La vida de niño era difícil para mi hermano. Ser el hijo de un profesor de ciencias en una escuela de la reserva le colocaba siempre bajo sospecha, mientras que a mí me beneficiaba. Para una chica estaba bien visto tener un padre conocido. Era peor para Joseph; le encantaban las ciencias y, de hecho, aprendía por su cuenta los nombres en latín de todas las cosas. Para compensar, montaba cualquiera de los caballos pintos de la tía Geraldine hasta adentrarse en el monte y se emborrachaba con vino de contrabando en cuanto podía. Ambos teníamos amigos, así como unos ocho o nueve primos hermanos, segundos y terceros de la rama Peace, otros dieciséis que podíamos contar, y Corwin. Yo tenía amigas y no me importaba ir a la escuela, pero de alguna manera me bastaba mi familia fuera del colegio. No éramos muy sociables. Además, Joseph y nuestro padre vivían un poco al margen por sus aficiones: coleccionaban sellos, por supuesto, que era una forma de viajar sin hacer las maletas, pero también les atraían los astros y los fenómenos celestiales, las plantas, árboles, aves, reptiles e insectos casuales, que recogían metódicamente, prendían con alfileres en cartulinas blancas y etiquetaban.

A Joseph le interesaba particularmente una especie de salamandra negra y gorda, que consideraba endémica en nuestra región, y convenció a nuestro padre para que le ayudara a seguir su ciclo vital durante todo un año, mediante la observación en el campo. Para ello salían, incluso en lo más crudo del invierno, con una pala y un piolet y desenterraban a los bichos que hibernaban en el barro endurecido del cenagal de la tía Geraldine. O en verano, como ahora, pergeñaban falsos terrarios para los bichos y observaban cada uno de sus movimientos, mientras tomaban nota con cuidada letra de imprenta. Por alguna razón se habían puesto de acuerdo para evitar la cursiva.

Quizá el hecho de que yo me criara admirando a Joseph hiciera que se mostrara más cariñoso conmigo que la mayoría de los hermanos. También sabíamos que no habría más hijos. Mamá nos lo había dicho, y cuando nos peleábamos, nos callaba diciéndonos: «Imaginaos cómo os sentiríais si os pasara algo». Imaginar que el otro se moría nos ayudaba, en cierto modo, a disfrutar el uno del otro. Yo ayudaba a Joseph a recolectar especímenes en tarros de cristal robados y memorizaba algunos nombres en latín sólo para complacerle. También influía que me gustaran las salamandras acuáticas o necturos, como también son conocidas. Eran pequeñas masas de tierra, oscuras y con manchas amarillas e indefensas en cuanto salían del agua. Durante las fuertes lluvias, pululaban con parsimoniosa gravedad entre las húmedas grietas del suelo. Había algo grandioso y a la vez terrible en esa miríada silenciosa. Mooshum contaba que las monjas creían que eran emisarios de los muertos profanos, enviados por el demonio, y que el infierno estaba repleto de esas alimañas. Removíamos la hierba despacio y les dábamos la vuelta con el pie con sumo cuidado. Las recogíamos y las atesorábamos en un terreno más elevado, cubriéndolas con hojas húmedas. Caían a montones por los recovecos mojados de los edificios de la escuela —podíamos encontrar diez o doce en los huecos de las ventanas—. Joseph siempre me despertaba temprano cuando empezaban las lluvias torrenciales, a finales de la primavera, y éramos los primeros en llegar al colegio para poder atrapar a los bichos antes de que los encontraran los demás niños y los pisotearan hasta matarlos.
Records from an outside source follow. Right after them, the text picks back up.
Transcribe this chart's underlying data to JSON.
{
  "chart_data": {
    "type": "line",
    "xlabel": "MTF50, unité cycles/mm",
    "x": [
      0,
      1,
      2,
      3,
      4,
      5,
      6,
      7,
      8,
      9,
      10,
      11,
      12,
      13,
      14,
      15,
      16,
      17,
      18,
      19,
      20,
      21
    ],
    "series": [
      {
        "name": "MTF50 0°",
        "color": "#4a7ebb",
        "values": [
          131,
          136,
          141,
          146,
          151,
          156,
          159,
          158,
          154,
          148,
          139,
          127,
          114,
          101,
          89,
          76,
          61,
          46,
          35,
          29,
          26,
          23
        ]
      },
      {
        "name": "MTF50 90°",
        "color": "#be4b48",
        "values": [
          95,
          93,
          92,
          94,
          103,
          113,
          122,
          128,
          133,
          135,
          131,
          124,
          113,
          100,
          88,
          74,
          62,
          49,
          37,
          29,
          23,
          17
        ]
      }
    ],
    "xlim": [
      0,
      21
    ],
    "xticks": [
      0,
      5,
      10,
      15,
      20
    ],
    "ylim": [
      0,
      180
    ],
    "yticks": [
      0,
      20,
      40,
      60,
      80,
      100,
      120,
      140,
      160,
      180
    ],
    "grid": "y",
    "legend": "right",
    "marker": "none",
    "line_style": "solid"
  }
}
Aquel verano, ayudados con piolets y palas, Joseph y mi padre habían cavado una profunda charca en el patio trasero. El nivel freático había subido mucho ese año y enseguida se llenó de agua. Plantaron espadañas y un sauce en la ribera y, después, añadieron ranas y salamandras. El estanque no estaba destinado a los peces, aquellos enemigos de las neotenic larvae, pero lo rellenaron con ranas de coro y ranas leopardo que trasladaron desde el cenagal de la tía Geraldine y, a continuación, las salamandras, que llevamos a casa en cubos. Para desilusión de Joseph, las salamandras desaparecieron en el fango, como si se las hubiera tragado la tierra. Aunque encontráramos una, costaba mucho observarlas haciendo alguna cosa. Nos llevaba un día entero ver a alguna abrir sólo la boca. Joseph se impacientó y le robó un equipo de disección a papá. La caja de cartón contenía un escalpelo, pinzas, alfileres, pequeñas placas de cristal, un vial de cloroformo y unas bolas de algodón. También había un diagrama de una rana abierta en canal con todos sus órganos etiquetados.
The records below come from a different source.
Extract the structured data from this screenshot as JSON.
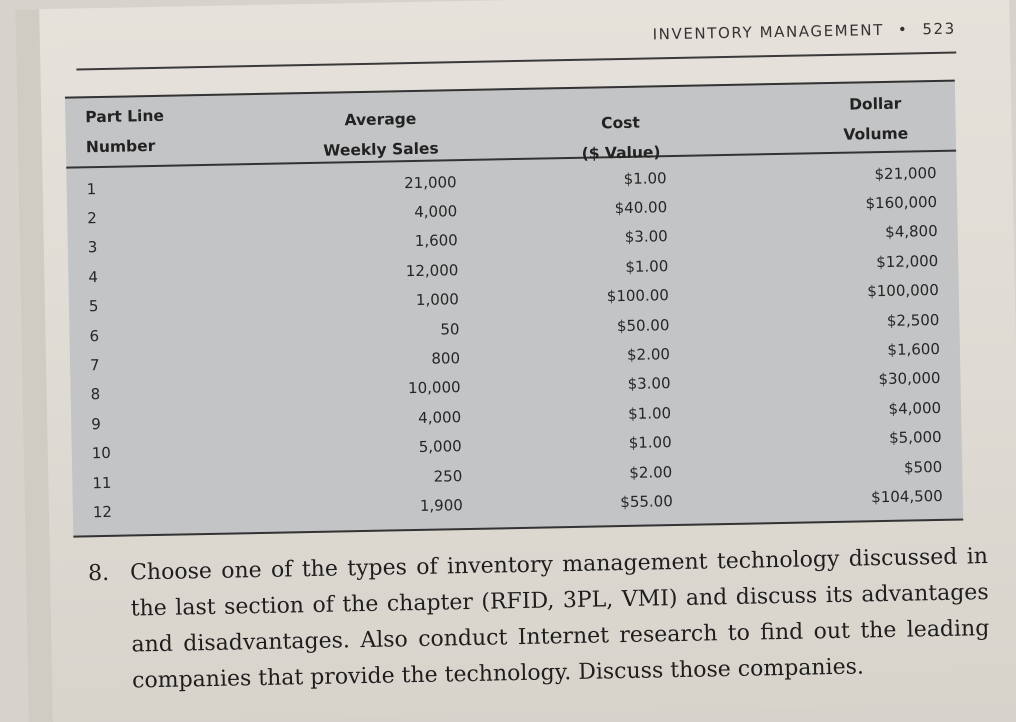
{
  "running_head": {
    "title": "INVENTORY MANAGEMENT",
    "separator": "•",
    "page_number": "523"
  },
  "table": {
    "headers": {
      "part_line": [
        "Part Line",
        "Number"
      ],
      "avg_weekly_sales": [
        "Average",
        "Weekly Sales"
      ],
      "cost": [
        "Cost",
        "($ Value)"
      ],
      "dollar_volume": [
        "Dollar",
        "Volume"
      ]
    },
    "rows": [
      {
        "part": "1",
        "sales": "21,000",
        "cost": "$1.00",
        "volume": "$21,000"
      },
      {
        "part": "2",
        "sales": "4,000",
        "cost": "$40.00",
        "volume": "$160,000"
      },
      {
        "part": "3",
        "sales": "1,600",
        "cost": "$3.00",
        "volume": "$4,800"
      },
      {
        "part": "4",
        "sales": "12,000",
        "cost": "$1.00",
        "volume": "$12,000"
      },
      {
        "part": "5",
        "sales": "1,000",
        "cost": "$100.00",
        "volume": "$100,000"
      },
      {
        "part": "6",
        "sales": "50",
        "cost": "$50.00",
        "volume": "$2,500"
      },
      {
        "part": "7",
        "sales": "800",
        "cost": "$2.00",
        "volume": "$1,600"
      },
      {
        "part": "8",
        "sales": "10,000",
        "cost": "$3.00",
        "volume": "$30,000"
      },
      {
        "part": "9",
        "sales": "4,000",
        "cost": "$1.00",
        "volume": "$4,000"
      },
      {
        "part": "10",
        "sales": "5,000",
        "cost": "$1.00",
        "volume": "$5,000"
      },
      {
        "part": "11",
        "sales": "250",
        "cost": "$2.00",
        "volume": "$500"
      },
      {
        "part": "12",
        "sales": "1,900",
        "cost": "$55.00",
        "volume": "$104,500"
      }
    ]
  },
  "exercise": {
    "number": "8.",
    "text": "Choose one of the types of inventory management technology discussed in the last section of the chapter (RFID, 3PL, VMI) and discuss its advantages and disadvantages. Also conduct Internet research to find out the leading companies that provide the technology. Discuss those companies."
  },
  "colors": {
    "paper": "#e2ded7",
    "table_fill": "#c3c4c6",
    "rule": "#333333",
    "text": "#262626"
  }
}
Joseph colocó con cuidado los instrumentos en el alféizar de la ventana de la pequeña habitación que compartíamos. Cogió un tarro de debajo de la cama. Contenía un ejemplar de ambystoma tigrinum, la salamandra tigre del este. En el frasco, dejó caer una bola de algodón impregnada de cloroformo, y acto seguido lo escondió debajo de la cama. A nuestro padre no le gustaban mucho las disecciones.

Esa misma noche, acerqué una vela para proporcionar más luz a Joseph donde lo necesitaba. Observé mientras rajaba la tripa de la salamandra, dejando al descubierto sus entrañas mugrientas y viscosas: un enjambre de tubos rellenos de baba transparente.

—Estaba a punto de liberar su espermatóforo —constató Joseph, sobrecogido, y tocó un trocito de esa masa blanda y blanquecina. Al otro lado de la puerta se oyeron unos pasos. Apagué la vela. Papá abrió la puerta.

—Nada de velas —dijo—. Riesgo de incendio. Dámela —hice rodar la vela hasta sus pies desde debajo de la cama y prosiguió—: Evey, sal de ahí y vete a la cama.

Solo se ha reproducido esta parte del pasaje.